With enrollment facing a cliff, higher-ed needs to get creative
Why enrollment is facing a cliff:
There’s an elephant in the enrollment offices of higher-ed institutions across America: an impending enrollment cliff. In a few years, the amount of high school graduates is going to drop dramatically. This isn’t because of poor performance of students or schools, it’s an actual decline in the amount of students as a whole. You see, this group of kids was born around the great recession of 2008. With financial hardships affecting young professionals and families the most, a dramatic drop in births followed. Now those kids are in or are about to enter high school and many schools need a strategic game plan to stay afloat.

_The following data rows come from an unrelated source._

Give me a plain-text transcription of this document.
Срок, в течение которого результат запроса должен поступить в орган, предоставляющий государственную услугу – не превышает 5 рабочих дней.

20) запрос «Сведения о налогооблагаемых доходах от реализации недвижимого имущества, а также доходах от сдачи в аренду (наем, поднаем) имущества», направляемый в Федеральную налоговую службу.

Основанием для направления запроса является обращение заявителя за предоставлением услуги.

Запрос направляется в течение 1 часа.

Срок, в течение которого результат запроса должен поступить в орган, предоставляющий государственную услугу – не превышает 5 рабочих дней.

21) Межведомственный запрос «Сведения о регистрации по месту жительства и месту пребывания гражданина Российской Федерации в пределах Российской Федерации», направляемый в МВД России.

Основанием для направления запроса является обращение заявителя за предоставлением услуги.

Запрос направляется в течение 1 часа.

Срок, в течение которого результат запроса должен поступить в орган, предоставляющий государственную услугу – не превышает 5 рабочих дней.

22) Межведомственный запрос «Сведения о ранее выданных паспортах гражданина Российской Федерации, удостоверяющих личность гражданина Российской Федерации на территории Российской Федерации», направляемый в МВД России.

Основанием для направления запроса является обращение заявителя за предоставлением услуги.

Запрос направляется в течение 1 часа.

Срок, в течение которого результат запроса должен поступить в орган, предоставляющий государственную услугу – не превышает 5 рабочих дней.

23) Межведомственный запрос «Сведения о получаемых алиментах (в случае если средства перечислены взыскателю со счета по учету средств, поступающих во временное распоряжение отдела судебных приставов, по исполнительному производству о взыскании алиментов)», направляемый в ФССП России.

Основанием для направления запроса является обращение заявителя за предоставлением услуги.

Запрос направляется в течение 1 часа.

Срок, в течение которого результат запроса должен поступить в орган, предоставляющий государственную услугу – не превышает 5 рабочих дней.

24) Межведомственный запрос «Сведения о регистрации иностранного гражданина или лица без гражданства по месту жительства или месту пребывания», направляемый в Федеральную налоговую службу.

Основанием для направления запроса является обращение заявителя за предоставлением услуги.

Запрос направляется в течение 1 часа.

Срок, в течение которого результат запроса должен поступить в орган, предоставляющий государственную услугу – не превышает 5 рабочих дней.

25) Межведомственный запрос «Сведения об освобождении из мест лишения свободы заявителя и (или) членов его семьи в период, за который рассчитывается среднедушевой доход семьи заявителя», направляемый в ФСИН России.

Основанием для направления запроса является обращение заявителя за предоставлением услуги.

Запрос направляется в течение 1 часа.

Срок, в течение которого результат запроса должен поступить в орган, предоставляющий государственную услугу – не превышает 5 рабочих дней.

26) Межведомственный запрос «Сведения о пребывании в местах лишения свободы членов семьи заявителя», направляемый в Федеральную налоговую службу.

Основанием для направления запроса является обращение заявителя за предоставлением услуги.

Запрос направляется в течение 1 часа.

Implications for small and liberal arts colleges:
The impact of the enrollment cliff is most likely to affect smaller, more liberal art-focused campuses for a few reasons. First, they are already feeling the strain of enrollment issues as students opt for less expensive public schools or alternatives to a four-year degree. There’s also the real-world impact of what a liberal arts degree gets you for the amount of money you put into attending the school, as many students see how their parents and friends are struggling to pay off financial aid from their time at university. This is leading to schools having to merge like Cabrini and Villanova recently announced or close their doors outright.
Implications for larger colleges and universities:
With shrinking options available for applicable students, competition to get into larger state schools and elite universities will increase. This is both a good and bad problem for state schools to have. Their mission is to help educate their state’s population, but who can deny a stronger student from out of state willing to pay more to attend the university? This will have wide implications as these schools become more exclusive and inevitably raise their admissions standards, prioritizing students with means over merit. Despite healthy enrollment numbers, larger schools are still facing financial hardship. Miami of Ohio, with nearly 20,000 students, recently told staffers they need to cut or merge programs in order to stay afloat.
Tactics to reach new students in creative ways:
While it won’t solve every problem these schools will face, curating immersive experiences for prospective students will go a long way in drawing attention to your school. Let’s take a look at how we solved problems for both small and large colleges.
The University of Denver was ready to launch its James C. Kennedy Mountain campus, an essential aspect of its strategic initiative, the 4D experience. To get prospective student buy-in, we made enrollment brochures, a unique landing page on the DU website for prospective students and DU community members, and a second film that captured the mountain campus’ limitless potential and distinctive qualities that would bring the 4D Experience to life.